DURBIN CHAIRS HEARING ON CHILD SOLDIERS
U.S. Senator Dick Durbin (D-IL) today held the first ever congressional hearing on the issue of child soldiers. Durbin, Chairman of the Senate Judiciary Committee's Subcommittee on Human Rights and the Law, convened the hearing, entitled "Casualties of War: Child Soldiers and the Law," to address the persistent use of child soldiers, a practice widely acknowledged as a war crime. The hearing will focus on gaps in U.S. law that make it more difficult to hold accountable individuals and governments that recruit or use child soldiers.
Ishmael Beah, author of the bestselling book A Long Way Gone: Memoirs of a Boy Soldier, testified at the hearing, recounting his time as a child soldier in Sierra Leone's civil war and the need to prevent experiences like his own from befalling others. "As I speak to you, there are thousands of children from ages 8 to 17 - in Burma, Sri Lanka, Congo, Uganda Ivory Coast, Colombia, just to name a few places - that are being forced to fight and lose their childhoods and their families." Beah said. "They are maimed and they lose their humanity, and these are the fortunate ones. Those who are less fortunate are killed in the senseless wars of adults."
In over twenty countries, children are currently fighting as soldiers. Denied a childhood and often subjected to horrific violence, an estimated 200,000 to 300,000 children are serving as soldiers for both rebel groups and government forces. Physically vulnerable and easily intimidated, children typically make obedient soldiers and participate in all aspects of warfare. Many are recruited by force, and often compelled to follow orders under threat of death.
"There is a clear legal prohibition on recruiting and using child soldiers, and yet around the world hundreds of thousands of boys and girls are used as combatants, porters, human mine detectors and sex slaves," Durbin said. "While most serve in rebel or paramilitary groups, some government forces use child soldiers as well and these governments must be encouraged to abandon their reliance on children as instruments of war. That is why I've introduced, with Senator Sam Brownback (R-KS), the Child Soldiers Prevention Act of 2007, legislation that would place limits on U.S. military assistance to countries that are clearly identified in the State Department's Human Rights report as recruiting or using child soldiers."
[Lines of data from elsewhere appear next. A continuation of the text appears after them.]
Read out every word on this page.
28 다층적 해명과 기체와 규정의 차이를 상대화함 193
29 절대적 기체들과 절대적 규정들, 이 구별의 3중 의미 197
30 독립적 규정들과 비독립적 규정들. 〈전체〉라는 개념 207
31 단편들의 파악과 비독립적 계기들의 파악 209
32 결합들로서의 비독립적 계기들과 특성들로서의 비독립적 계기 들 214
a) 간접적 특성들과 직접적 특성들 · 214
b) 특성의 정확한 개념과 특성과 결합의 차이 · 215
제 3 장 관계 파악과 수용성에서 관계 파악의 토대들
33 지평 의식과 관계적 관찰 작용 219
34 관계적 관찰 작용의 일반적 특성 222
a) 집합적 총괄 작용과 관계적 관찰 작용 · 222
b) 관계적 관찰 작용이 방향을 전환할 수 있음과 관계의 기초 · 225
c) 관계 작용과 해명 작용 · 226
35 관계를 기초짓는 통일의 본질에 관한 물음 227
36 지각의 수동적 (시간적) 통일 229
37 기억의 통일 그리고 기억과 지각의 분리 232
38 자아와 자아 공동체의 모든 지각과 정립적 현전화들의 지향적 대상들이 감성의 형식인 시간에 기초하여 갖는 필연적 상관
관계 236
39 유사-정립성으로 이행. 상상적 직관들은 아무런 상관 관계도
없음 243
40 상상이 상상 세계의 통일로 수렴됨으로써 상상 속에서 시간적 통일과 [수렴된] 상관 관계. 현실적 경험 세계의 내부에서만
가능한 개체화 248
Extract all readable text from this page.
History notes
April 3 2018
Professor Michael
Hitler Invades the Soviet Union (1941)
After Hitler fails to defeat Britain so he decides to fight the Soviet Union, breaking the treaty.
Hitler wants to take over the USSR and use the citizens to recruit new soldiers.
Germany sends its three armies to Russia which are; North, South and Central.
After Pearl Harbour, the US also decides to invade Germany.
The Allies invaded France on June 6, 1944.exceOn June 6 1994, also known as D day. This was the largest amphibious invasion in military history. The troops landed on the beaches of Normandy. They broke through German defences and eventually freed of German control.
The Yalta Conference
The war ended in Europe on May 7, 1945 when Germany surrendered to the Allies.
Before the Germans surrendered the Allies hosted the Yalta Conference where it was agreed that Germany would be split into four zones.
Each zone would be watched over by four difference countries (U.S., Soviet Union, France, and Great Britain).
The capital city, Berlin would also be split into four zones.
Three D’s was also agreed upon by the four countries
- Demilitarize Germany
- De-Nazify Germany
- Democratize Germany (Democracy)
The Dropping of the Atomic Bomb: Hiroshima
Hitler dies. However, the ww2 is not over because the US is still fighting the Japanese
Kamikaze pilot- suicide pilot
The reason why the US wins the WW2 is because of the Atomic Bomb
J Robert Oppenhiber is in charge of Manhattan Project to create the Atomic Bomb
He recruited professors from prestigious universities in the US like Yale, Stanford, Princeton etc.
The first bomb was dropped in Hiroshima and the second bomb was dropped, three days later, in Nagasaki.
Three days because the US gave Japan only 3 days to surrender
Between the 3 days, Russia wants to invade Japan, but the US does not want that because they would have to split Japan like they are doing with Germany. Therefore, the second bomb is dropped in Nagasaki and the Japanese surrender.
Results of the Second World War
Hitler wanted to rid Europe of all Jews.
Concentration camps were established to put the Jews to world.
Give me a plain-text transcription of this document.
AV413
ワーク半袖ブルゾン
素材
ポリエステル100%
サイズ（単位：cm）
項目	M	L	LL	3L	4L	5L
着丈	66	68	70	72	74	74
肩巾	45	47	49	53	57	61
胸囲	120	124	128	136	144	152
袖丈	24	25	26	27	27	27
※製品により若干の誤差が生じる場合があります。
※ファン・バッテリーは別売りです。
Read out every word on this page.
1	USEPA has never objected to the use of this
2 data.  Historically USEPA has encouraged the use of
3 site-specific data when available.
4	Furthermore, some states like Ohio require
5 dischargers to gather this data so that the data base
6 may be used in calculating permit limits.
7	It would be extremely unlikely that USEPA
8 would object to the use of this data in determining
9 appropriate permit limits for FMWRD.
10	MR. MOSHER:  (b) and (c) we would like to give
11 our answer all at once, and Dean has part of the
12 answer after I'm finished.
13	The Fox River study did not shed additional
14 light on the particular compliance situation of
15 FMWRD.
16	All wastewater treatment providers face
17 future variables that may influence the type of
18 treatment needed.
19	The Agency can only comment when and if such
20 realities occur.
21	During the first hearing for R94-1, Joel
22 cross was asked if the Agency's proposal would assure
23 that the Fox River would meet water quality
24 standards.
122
Durbin's bill would ensure that U.S. taxpayer dollars are not used to support this abhorrent practice by governments or government sanctioned military and paramilitary organizations. The bill would allow for U.S. military assistance to continue but only if the assistance is used to remedy the problem by helping countries successfully demobilize their child soldiers and professionalize their forces.
"One of the reasons why child recruitment has persisted as an awful aspect of contemporary warfare is the impunity enjoyed by individual recruiters," said Kenneth Roth, Executive Director of Human Rights Watch. "Consistent with the US' own policies and practices, US law should criminalize any recruitment or use of child soldiers in violation of international law. This would enable the United States to prosecute military commanders who exploit children as soldiers abroad, and then seek refuge in this country."
In the 2006 State Department Human Rights report, issued in March of this year, 25 countries were singled out as nations that have recruited or are currently recruiting child soldiers. Of those 25 nations, 16 countries have used child soldiers in direct hostilities with armed groups - either as part of government forces or in militias. Since 2001, 14 of those nations have received U.S. military assistance.
The report also noted that of the 16 nations where child soldiers are currently being recruited or conscripted, 10 nations used children as part of government security forces or government sponsored armed groups. 9 of the 10 nations cited in the report have received U.S. aid since 2001.
Durbin said that the practice of providing military assistance to governments and militias who exploit children violates U.S. policy and the Optional Protocol to the Convention on the Rights of the Child on the Involvement of Children in Armed Conflict, which the United States Ratified in 2002. Nations which could be affected by this legislation include: Burundi, Chad, Colombia, The Democratic Republic of Congo, Cote d'Ivoire, Sri Lanka and Sudan.
Other witnesses at today's hearing were Anwen Hughes, Senior Counsel of the Refugee Protection Program at Human Rights First and Joseph Mettimano, Director of Public Policy and Advocacy at World Vision.